The first thing you should consider is the transaction costs. These include agents and legal fees, but also the taxes levied on property sales. In some cases, this can be substantial: Greece charges 23% VAT on new houses built after 2006.
Since these costs can’t be recouped, it makes sense to set them against the amount of time the property will be used. This is something to consider if you will rarely be visiting the property, or you think you may lose interest in the region over time.
You also need to consider the ongoing taxes that you’ll have to pay. Be aware that many countries have higher annual property tax rates than the UK, including much of the USA: California and Florida, both popular destinations for British tourists, have average effective rates of 0.74% and 0.94% of the property’s value respectively.
In the past, holiday-home owners often paid lower property tax, because they used local services less. But cash-strapped governments are now targeting them as an easy source of revenue.
The devolved Welsh government has brought in legislation to let councils impose higher tax rates, while France is considering hiking the “weekend tax” charged on properties that are mostly left empty.
It’s also vital to make sure that you have a clear title to the property and that there are no outstanding legal issues. This may seem basic, but European legal systems can be very different from ours. Spain is notorious for cases of “corner cutting” by lawyers, developers and estate agents, leading to disputes over planning permission and illegal construction.
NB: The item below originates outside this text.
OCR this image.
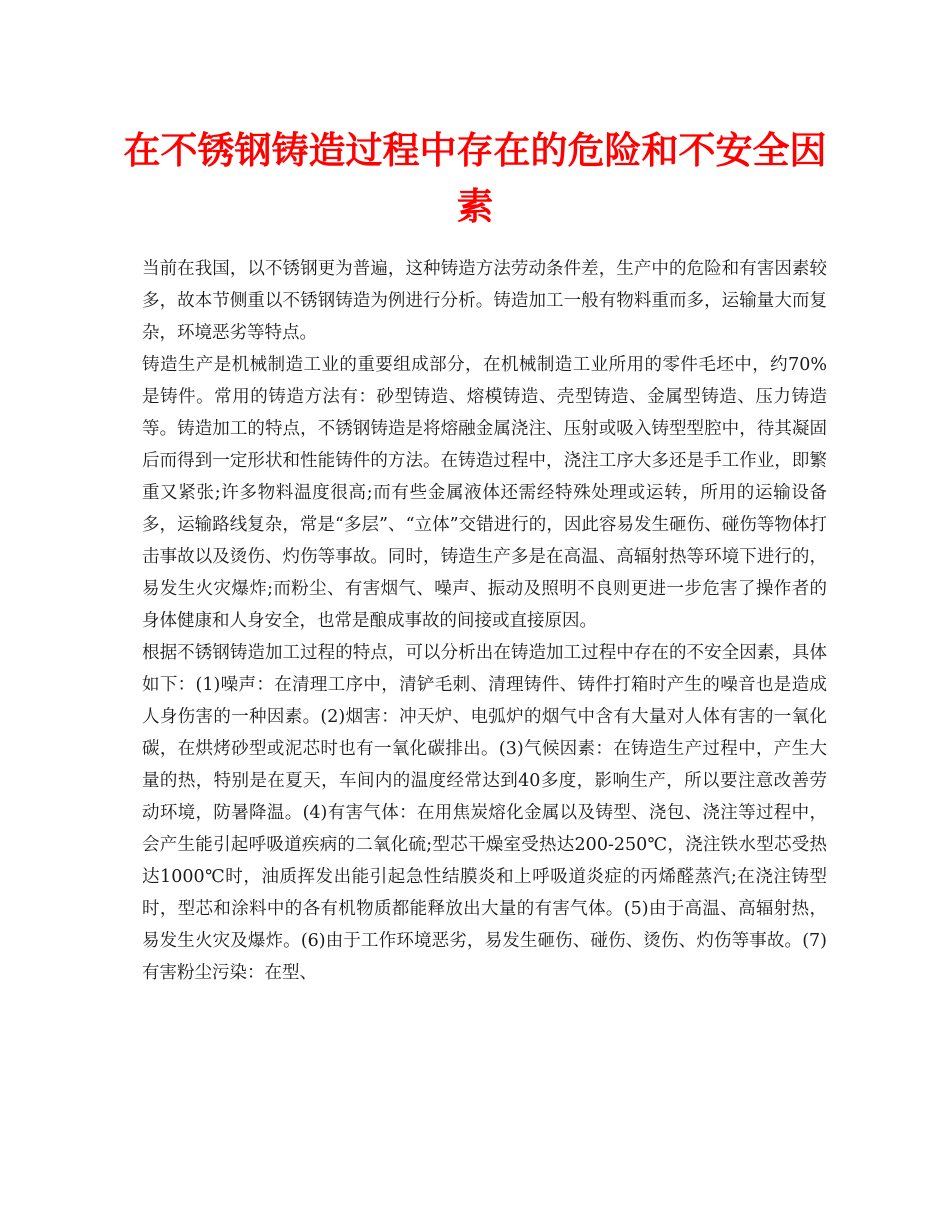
在不锈钢铸造过程中存在的危险和不安全因素

当前在我国，以不锈钢更为普遍，这种铸造方法劳动条件差，生产中的危险和有害因素较多，故本节侧重以不锈钢铸造为例进行分析。铸造加工一般有物料重而多，运输量大而复杂，环境恶劣等特点。

铸造生产是机械制造工业的重要组成部分，在机械制造工业所用的零件毛坯中，约70%是铸件。常用的铸造方法有：砂型铸造、熔模铸造、壳型铸造、金属型铸造、压力铸造等。铸造加工的特点，不锈钢铸造是将熔融金属浇注、压射或吸入铸型型腔中，待其凝固后而得到一定形状和性能铸件的方法。在铸造过程中，浇注工序大多还是手工作业，即繁重又紧张;许多物料温度很高;而有些金属液体还需经特殊处理或运转，所用的运输设备多，运输路线复杂，常是“多层”、“立体”交错进行的，因此容易发生砸伤、碰伤等物体打击事故以及烫伤、灼伤等事故。同时，铸造生产多是在高温、高辐射热等环境下进行的，易发生火灾爆炸;而粉尘、有害烟气、噪声、振动及照明不良则更进一步危害了操作者的身体健康和人身安全，也常是酿成事故的间接或直接原因。

根据不锈钢铸造加工过程的特点，可以分析出在铸造加工过程中存在的不安全因素，具体如下：(1)噪声：在清理工序中，清铲毛刺、清理铸件、铸件打箱时产生的噪音也是造成人身伤害的一种因素。(2)烟害：冲天炉、电弧炉的烟气中含有大量对人体有害的一氧化碳，在烘烤砂型或泥芯时也有一氧化碳排出。(3)气候因素：在铸造生产过程中，产生大量的热，特别是在夏天，车间内的温度经常达到40多度，影响生产，所以要注意改善劳动环境，防暑降温。(4)有害气体：在用焦炭熔化金属以及铸型、浇包、浇注等过程中，会产生能引起呼吸道疾病的二氧化硫;型芯干燥室受热达200-250℃，浇注铁水型芯受热达1000℃时，油质挥发出能引起急性结膜炎和上呼吸道炎症的丙烯醛蒸汽;在浇注铸型时，型芯和涂料中的各有机物质都能释放出大量的有害气体。(5)由于高温、高辐射热，易发生火灾及爆炸。(6)由于工作环境恶劣，易发生砸伤、碰伤、烫伤、灼伤等事故。(7)有害粉尘污染：在型、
Some holidaymakers have lost everything when local authorities demolished properties that were built illegally, even though they were constructed years ago and the new owners bought in good faith.
Lastly, whatever you do, avoid time-share schemes. These give you the right to use a holiday home, usually an apartment, for a certain amount of time each year. But you have to pay an annual fee whether you use it or not.
These fees are usually higher than the cost of a hotel room, making them poor value, and it is very difficult to resell time-shares, or even give them away.